You can configure any of the zones to be as secure or open as you want. The names are just for reference.

This command should show you what your interfaces and corresponding IP addresses are:

nmcli -terse -mode tabular -fields IP4.ADDRESS,GENERAL.DEVICE device show

This wont work. That would move the interface from the public zone to the trusted zone, not something that is wanted here. The zone will activate on source ip or interface so in this case the trusted zone will activate from a connection from the trusted ip and only that ip. In your scenario either any source will be accepted without checks (defaults accept), or only traffic from that one ip will be accepted and nothing else, ever for any other service.

adding a service to the trusted zone isn’t required because that zone defaults to accept, you would need to add the service to other zones that don’t default to accept.
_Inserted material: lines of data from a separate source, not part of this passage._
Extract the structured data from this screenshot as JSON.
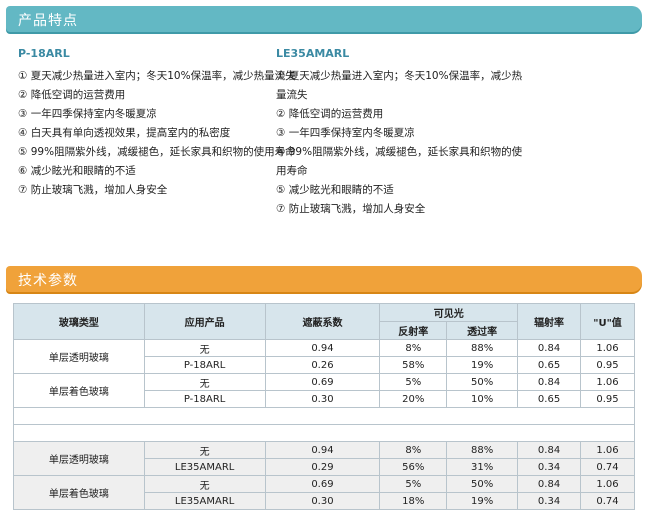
{
  "section1": {
    "title": "产品特点"
  },
  "products": [
    {
      "model": "P-18ARL",
      "features": [
        "① 夏天减少热量进入室内；冬天10%保温率，减少热量流失",
        "② 降低空调的运营费用",
        "③ 一年四季保持室内冬暖夏凉",
        "④ 白天具有单向透视效果，提高室内的私密度",
        "⑤ 99%阻隔紫外线，减缓褪色，延长家具和织物的使用寿命",
        "⑥ 减少眩光和眼睛的不适",
        "⑦ 防止玻璃飞溅，增加人身安全"
      ]
    },
    {
      "model": "LE35AMARL",
      "features": [
        "① 夏天减少热量进入室内；冬天10%保温率，减少热量流失",
        "② 降低空调的运营费用",
        "③ 一年四季保持室内冬暖夏凉",
        "④ 99%阻隔紫外线，减缓褪色，延长家具和织物的使用寿命",
        "⑤ 减少眩光和眼睛的不适",
        "⑦ 防止玻璃飞溅，增加人身安全"
      ]
    }
  ],
  "section2": {
    "title": "技术参数"
  },
  "table": {
    "headers": {
      "glass_type": "玻璃类型",
      "product": "应用产品",
      "shading": "遮蔽系数",
      "visible": "可见光",
      "reflectance": "反射率",
      "transmittance": "透过率",
      "emissivity": "辐射率",
      "u_value": "\"U\"值"
    },
    "group1": [
      {
        "glass": "单层透明玻璃",
        "rows": [
          [
            "无",
            "0.94",
            "8%",
            "88%",
            "0.84",
            "1.06"
          ],
          [
            "P-18ARL",
            "0.26",
            "58%",
            "19%",
            "0.65",
            "0.95"
          ]
        ]
      },
      {
        "glass": "单层着色玻璃",
        "rows": [
          [
            "无",
            "0.69",
            "5%",
            "50%",
            "0.84",
            "1.06"
          ],
          [
            "P-18ARL",
            "0.30",
            "20%",
            "10%",
            "0.65",
            "0.95"
          ]
        ]
      }
    ],
    "group2": [
      {
        "glass": "单层透明玻璃",
        "rows": [
          [
            "无",
            "0.94",
            "8%",
            "88%",
            "0.84",
            "1.06"
          ],
          [
            "LE35AMARL",
            "0.29",
            "56%",
            "31%",
            "0.34",
            "0.74"
          ]
        ]
      },
      {
        "glass": "单层着色玻璃",
        "rows": [
          [
            "无",
            "0.69",
            "5%",
            "50%",
            "0.84",
            "1.06"
          ],
          [
            "LE35AMARL",
            "0.30",
            "18%",
            "19%",
            "0.34",
            "0.74"
          ]
        ]
      }
    ]
  }
}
That said, @Eden suggested you use the trusted zone because it more accurately describes what you’re trying to accomplish.

So the trusted zone simply blocks everything in the public and local network

is it a requirement or does it add a level of security when you include both interface and IP?
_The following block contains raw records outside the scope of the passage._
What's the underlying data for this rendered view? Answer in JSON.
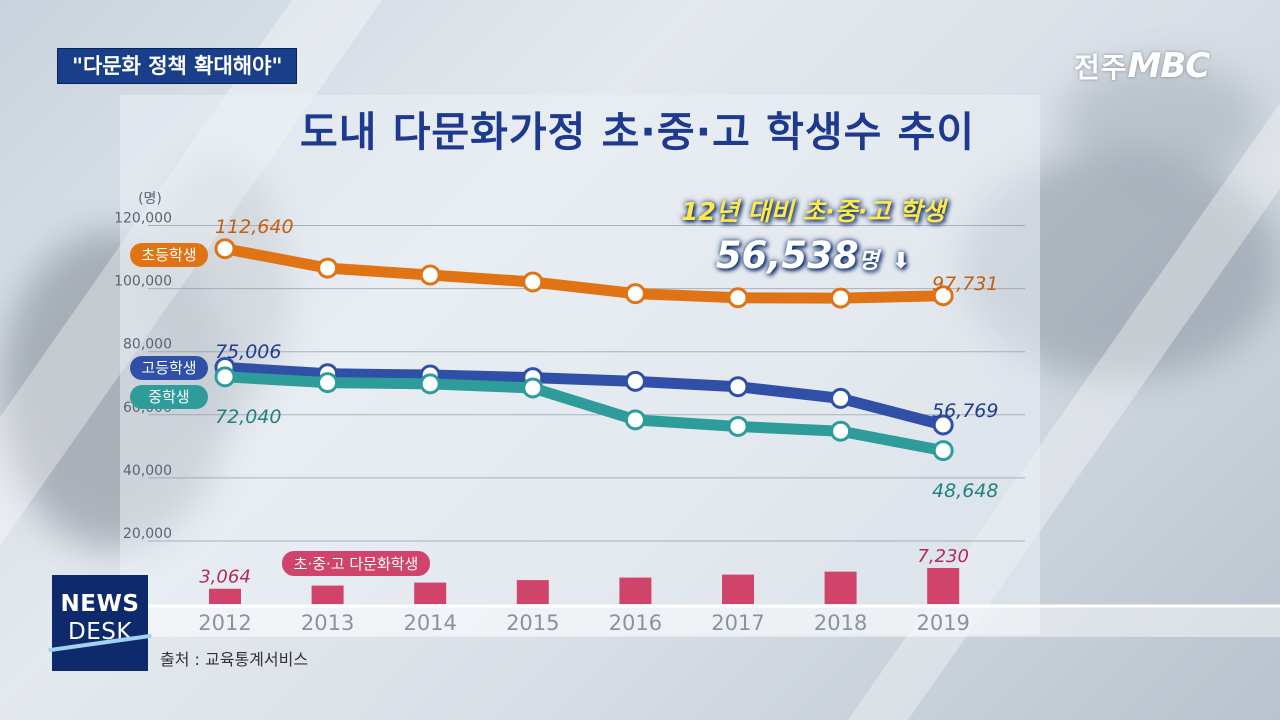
{
  "header": {
    "tag": "\"다문화 정책 확대해야\"",
    "logo_prefix": "전주",
    "logo_brand": "MBC",
    "title": "도내 다문화가정 초·중·고 학생수 추이"
  },
  "highlight": {
    "line1": "12년 대비 초·중·고 학생",
    "value": "56,538",
    "unit": "명",
    "arrow": "⬇"
  },
  "footer": {
    "newsdesk_line1": "NEWS",
    "newsdesk_line2": "DESK",
    "source": "출처 : 교육통계서비스"
  },
  "colors": {
    "elementary": "#e07414",
    "high": "#3050a8",
    "middle": "#2f9c9c",
    "total": "#d0436b",
    "title": "#1d3a8f"
  },
  "chart_data": {
    "type": "line",
    "ylabel": "(명)",
    "ylim": [
      20000,
      120000
    ],
    "yticks": [
      20000,
      40000,
      60000,
      80000,
      100000,
      120000
    ],
    "ytick_labels": [
      "20,000",
      "40,000",
      "60,000",
      "80,000",
      "100,000",
      "120,000"
    ],
    "categories": [
      "2012",
      "2013",
      "2014",
      "2015",
      "2016",
      "2017",
      "2018",
      "2019"
    ],
    "series": [
      {
        "name": "초등학생",
        "key": "elementary",
        "values": [
          112640,
          106500,
          104300,
          102100,
          98400,
          97100,
          97000,
          97731
        ],
        "labels": {
          "0": "112,640",
          "7": "97,731"
        }
      },
      {
        "name": "고등학생",
        "key": "high",
        "values": [
          75006,
          73000,
          72600,
          71800,
          70600,
          68900,
          65200,
          56769
        ],
        "labels": {
          "0": "75,006",
          "7": "56,769"
        }
      },
      {
        "name": "중학생",
        "key": "middle",
        "values": [
          72040,
          70200,
          69800,
          68500,
          58400,
          56300,
          54800,
          48648
        ],
        "labels": {
          "0": "72,040",
          "7": "48,648"
        }
      }
    ],
    "bar_series": {
      "name": "초·중·고 다문화학생",
      "key": "total",
      "values": [
        3064,
        3700,
        4300,
        4800,
        5300,
        5900,
        6500,
        7230
      ],
      "labels": {
        "0": "3,064",
        "7": "7,230"
      }
    }
  }
}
Ah yes, I forgot trusted zone defaults to accept. I typically change all targets to drop on initial config.

I’m assuming @noobonlinux10 wants to block all incoming traffic except ssh from the secure IP addresses. I agree, if other services are wanted, then additional firewall entries should be made to allow those.

1 Like

Question to ask is, do you want to restrict just SSH, or all incoming traffic on that interface to specific IPs?

@noobonlinux10 the trusted zone accepts everything assigned to it. So if you assign an interface it would in theory accept everything on that interface, if you assign an IP it will accept anything from that IP. If you add both, in theory it would accept anything from that IP on that specific interface, ive not tested that though.

1 Like

I want to restrict all access to SSH on my machine, except for certain IPs with different subnets

Do you have physical or OOBM access to this machine or do we need to be careful that you don’t lock yourself out of ssh?

I got physical access to the system :stuck_out_tongue:

1 Like

Not needed as it’s physical… but I don’t think firewalld has an auto rollback?

could always use sleep 60 & firewall-cmd --reload &

1 Like

Yeah, exactly.

to further expand on this, how do I make it so that anyone who tries to access my machine via SSH will get locked out after 5 attempts for 3 minutes?